The Saudi club, which had already qualified for the last 16, said it had been determined to defend its title despite 30 players and staff becoming infected with COVID-19 in the Qatar hub where Asia’s premier club competition resumed last week.
“The board of directors sought to work on a number of methods that preserved Al-Hilal’s right to compete without any disorder to the tournament,” the club said in a statement.
“All these requests were rejected by the AFC, in spite of facing compelling circumstances that required greater flexibility from the AFC in assessing the situation.”
Among the suggestions rejected by the AFC, Al-Hilal said, were that the club would forfeit its final group match against Shabab Al-Ahli Dubai but not its place in the competition, and that there should be a one-day postponement of Wednesday’s fixture.
It also suggested the knockout stages, scheduled to start on Sunday, should be put back “in the light of the outbreak of COVID-19 at the level of the whole tournament, not just Al-Hilal.”
The AFC said when announcing Al-Hilal’s exit that it had already allowed the club to bring in players to replace some of those who had contracted the virus and that a postponement would have a “huge negative impact” on the schedule.

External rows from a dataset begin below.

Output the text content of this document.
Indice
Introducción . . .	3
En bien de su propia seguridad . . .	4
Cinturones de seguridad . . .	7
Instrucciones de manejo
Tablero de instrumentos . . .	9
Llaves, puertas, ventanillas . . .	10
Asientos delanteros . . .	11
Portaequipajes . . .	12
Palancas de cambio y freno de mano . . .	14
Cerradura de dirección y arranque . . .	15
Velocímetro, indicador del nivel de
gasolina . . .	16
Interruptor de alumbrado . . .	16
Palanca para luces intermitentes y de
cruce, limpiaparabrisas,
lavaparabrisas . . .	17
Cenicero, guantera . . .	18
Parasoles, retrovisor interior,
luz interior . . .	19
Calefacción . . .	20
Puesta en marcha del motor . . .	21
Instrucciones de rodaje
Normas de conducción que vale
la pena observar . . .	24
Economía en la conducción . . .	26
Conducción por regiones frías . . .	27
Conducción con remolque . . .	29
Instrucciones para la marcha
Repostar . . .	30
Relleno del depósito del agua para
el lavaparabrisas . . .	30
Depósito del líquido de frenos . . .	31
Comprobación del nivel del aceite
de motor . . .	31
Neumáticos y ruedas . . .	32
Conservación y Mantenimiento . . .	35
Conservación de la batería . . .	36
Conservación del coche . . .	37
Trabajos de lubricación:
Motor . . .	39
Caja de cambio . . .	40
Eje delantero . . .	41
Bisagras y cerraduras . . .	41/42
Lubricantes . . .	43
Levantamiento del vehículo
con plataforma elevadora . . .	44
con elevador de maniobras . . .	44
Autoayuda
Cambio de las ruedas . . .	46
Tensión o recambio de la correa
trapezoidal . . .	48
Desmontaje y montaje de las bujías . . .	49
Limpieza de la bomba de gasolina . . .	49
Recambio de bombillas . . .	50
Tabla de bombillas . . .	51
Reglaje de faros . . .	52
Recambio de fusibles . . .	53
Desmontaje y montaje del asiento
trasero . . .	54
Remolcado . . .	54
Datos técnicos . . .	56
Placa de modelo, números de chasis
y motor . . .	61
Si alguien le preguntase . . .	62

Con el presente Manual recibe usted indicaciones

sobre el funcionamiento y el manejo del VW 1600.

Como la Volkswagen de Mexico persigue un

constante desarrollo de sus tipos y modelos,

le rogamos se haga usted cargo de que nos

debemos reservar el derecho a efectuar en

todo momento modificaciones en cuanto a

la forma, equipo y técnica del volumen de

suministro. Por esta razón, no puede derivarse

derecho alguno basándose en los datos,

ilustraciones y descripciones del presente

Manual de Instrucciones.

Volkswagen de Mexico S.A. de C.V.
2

Al-Hilal also said the competition rules demanding matchday squads of 13 players contravened FIFA’s “basic law of the game” that only 11, including one goalkeeper, were required to contest a football match.
The board said it was considering submitting a protest to the “judicial authorities.”
Majed Garoub, Saudi lawyer and founder and chairman of the law firm of Majed Garoub, told Arab News that Al-Hilal “entered the championship to defend their title. The team fought hard until they reached the last 16, and this means they are confident of themselves.”
“For Hilal players, they were not defeated in the field, other factors defeated them. The Asian federation’s decision was according to the regulations of the tournament. From a formal point of view, it was legal.”
However, he said, “instead of kicking Hilal out of the champion the disrespectful way they did, they could have decided a 0-3 defeat against Hilal before its first match in the last 16. This way, Hilal would have left the tournament like any other team that has lost in the last 16.”
Everyone sympathized with Hilal, he said, but as is the case in such championships, the scheduled matches should be played in their prescheduled time, as hotel bookings, air reservations, broadcasting and many other things are preplanned.
Garoub said that the Court of Arbitration for Sport (CAS) had no authority over the continental tournaments, and therefore, it can change nothing.
According the rules of the championship, the disciplinary committee and the relevant committees within the Asian federation have the final say.
However, he said, taking the case to CAS or FIFA can show these big entities how much the Gulf teams, especially from Saudi and UAE, are suffering from their continental federation.
Al-Hilal’s departure means Shabab Al Ahli Dubai qualify for the knockout stage from Group B along with Uzbeki club Pakhtakor, who beat Iran’s Shahr Khodro 1-0 in their final round robin match in Doha on Wednesday.
Group A, which was reduced to three teams when Emirati club Al-Wahda were kicked out before the resumption after an outbreak of COVID-19 in their squad, also concluded on Wednesday.
Iran’s Esteghlal beat the Saudi group winners Al-Ahli 3-0 at Al-Janoub Stadium to secure second spot and a place in the knockout stages ahead of Iraqi champions Al-Shorta.
Al-Ahli will play Shabab Al-Ahli Dubai in the first round of the last 16 clash on Sunday at Al-Janoub Stadium before Pakhtakor take on Esteghlal later.